Introduction
The COVID-19 pandemic due to SARS-CoV-2 (severe acute respiratory
syndrome coronavirus 2) has disrupted and transformed the delivery of
healthcare in ways that few would have imagined or thought possible.
Clinicians, healthcare administrators, insurance companies, policy
makers, researchers, and patients are all grappling with how to deliver
and access medical care in the COVID-19 era while planning for an
unpredictable future contingent on several unknowns (e.g. viral
seasonality, vaccine development). The various stakeholders are charting
a course for healthcare delivery during a time of unprecedented resource
scarcity, relatively uncertain but potentially significant personal risk
(for clinicians and patients), and massive economic upheaval. In
response to the COVID-19 pandemic, best practices in healthcare delivery
for head and neck cancer (HNC) have been upended amid urgent efforts to
protect patients, providers, and communities while stewarding scarce
resources.
As the pandemic has unfolded across the world, it has become
increasingly clear that COVID-19 is a disease with varying incidence and
mortality in racial/ethnic subgroups.1,2 While the
causes for COVID-19-related racial and ethnic differences are still
being examined, they seem to stem from 1) long-standing systemic
inequities and differences in social determinants of health, access to
care, and quality of care; and 2) biologic determinants such as
comorbidity burden, genetics, and immune phenotype.3-5COVID-19 reminds us that determinants of health are multifactorial.

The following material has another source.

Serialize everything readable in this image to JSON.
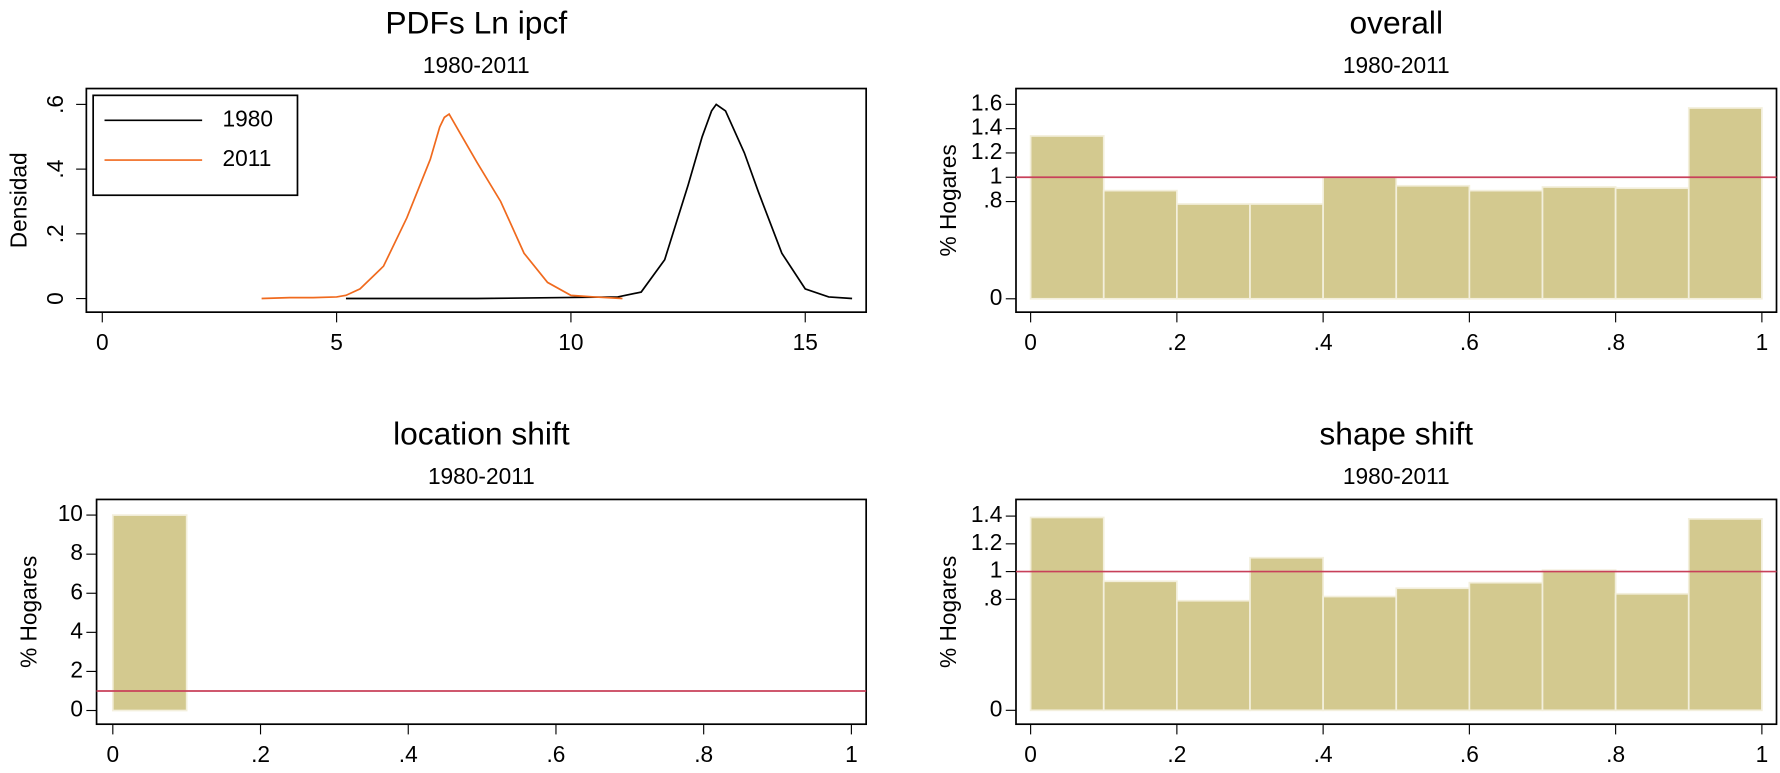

Thought leaders in global public health have recently called for
development of polysocial risk scores, adapted from the polygenic risk
modeling to quantify social determinants of health.6In that sense, the COVID-19 pandemic has been described as a magnifying
glass that has brought attention yet again to stark racial/ethnic
disparities in health outcomes in the US.3
We have long recognized that HNC is a disease with marked racial/ethnic
disparities in outcomes.7-11 Although the reasons
underlying observed racial/ethnic differences in mortality for patients
with HNC are multifactorial, disparities in both access to care and
timely cancer care are major drivers for poor
outcomes.8,11-15 While the calls to view healthcare
delivery as science that informs national improvement priorities are not
new,16 the disruptive forces of the COVID-19 pandemic
regarding crisis standards of care are unprecedented. It is imperative
that we consider how COVID-19-related changes to healthcare delivery
exacerbate existing disparities in access to care and may worsen
oncologic outcomes for patients with HNC. Many health care system
changes attributable to COVID-19 will likely persist long after the
pandemic has waned.17 We must explore strategies to
mitigate disparities in care for HNC patients that have arisen from this
“stress test” on our healthcare delivery system.